Live, Instant, and Delayed Feedback in EdTech

One of the affordances of EdTech is quick feedback. However, there are three types of quick: live, instant and delayed. These timings have different pedagogical uses and are good to have in a author’s or teacher’s toolkit.

Live feedback:

Custom indicators respond live to dragging point C in a GeoGebra applet
Sliders allow parameters to be scrubbed through in a Desmos graph

The digital system gives continuous information back to the user. This kind of feedback allows the student to play and experience. They might ask and answer many wordless questions in their head about the situation being represented.

Live feedback is a good entry point for a situation, but it should be focused so that there is not too much happening at once. For example, only point C may be dragged in the GeoGebra example, and the indicators are chosen to only convey diagonal lengths.

Instant/Immediate feedback:

The graph responds in an instant, but not continuously, to equation manipulation in a Desmos activity. [See Dan Meyer for more thoughts]
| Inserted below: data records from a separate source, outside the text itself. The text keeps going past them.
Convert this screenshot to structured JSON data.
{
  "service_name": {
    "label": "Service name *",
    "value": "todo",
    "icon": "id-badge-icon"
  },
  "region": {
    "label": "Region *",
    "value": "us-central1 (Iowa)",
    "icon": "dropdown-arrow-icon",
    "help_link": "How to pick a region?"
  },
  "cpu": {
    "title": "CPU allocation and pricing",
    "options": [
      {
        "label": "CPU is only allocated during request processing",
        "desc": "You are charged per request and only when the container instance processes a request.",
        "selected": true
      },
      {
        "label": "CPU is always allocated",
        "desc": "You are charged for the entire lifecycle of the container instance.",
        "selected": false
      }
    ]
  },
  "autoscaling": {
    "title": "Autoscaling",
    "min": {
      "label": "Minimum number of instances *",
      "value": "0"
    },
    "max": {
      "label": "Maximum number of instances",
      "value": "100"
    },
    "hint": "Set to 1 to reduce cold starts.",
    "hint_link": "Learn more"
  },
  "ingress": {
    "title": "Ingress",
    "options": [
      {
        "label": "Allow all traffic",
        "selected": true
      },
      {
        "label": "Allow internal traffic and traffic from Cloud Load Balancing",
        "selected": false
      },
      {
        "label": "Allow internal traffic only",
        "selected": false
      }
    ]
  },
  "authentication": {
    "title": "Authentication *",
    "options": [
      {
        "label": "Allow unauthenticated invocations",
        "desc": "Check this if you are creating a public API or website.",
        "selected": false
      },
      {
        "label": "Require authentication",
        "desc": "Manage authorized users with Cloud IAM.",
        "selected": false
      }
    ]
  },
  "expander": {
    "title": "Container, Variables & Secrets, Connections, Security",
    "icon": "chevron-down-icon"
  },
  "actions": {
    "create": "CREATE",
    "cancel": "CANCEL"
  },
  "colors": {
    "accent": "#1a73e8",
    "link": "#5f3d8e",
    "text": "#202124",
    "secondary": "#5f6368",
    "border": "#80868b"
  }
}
Instant or immediate feedback is one step removed from live feedback. A key difference is the lack of continuity.

How might the above situation be different with live feedback? If the parameters of the parabola could be scrubbed through or dragged via points, the task becomes centered on dragging instead of typing numbers. Users can arrive at a solution without considering the equation.

Delayed feedback:

The system responds only after a submitted entry

Further, delayed feedback can be extended so as to not show the result until later, perhaps after the student explains their reasoning. Below, the delayed feedback actually takes the form of an instant feedback setting.

One more step up from instant feedback: a user must make a complete investment in their response before seeing its result. This slows down a user’s iteration so that they cannot quickly update parameters.

Delayed after reasoning feedback:

Students receive delayed feedback after reasoning without the chance for manipulation.

Finally, the “slowest” quick feedback is to insert a task inbetween the response and the feedback. For instance, a student might have to justify their equation to land the plane with a written explanation before they see the result. Or in the above gif, the student is shown a flat image and must reason with no feedback. Then the next screen employs an instant feedback screen as the delayed feedback for their reasoning.

Conclusion

Live, instant, and delayed feedback each have their uses depending on how you want your user or students to engage with the material. As a teacher or author, consider how you might want to use one form vs another, or in what sequence you would use them.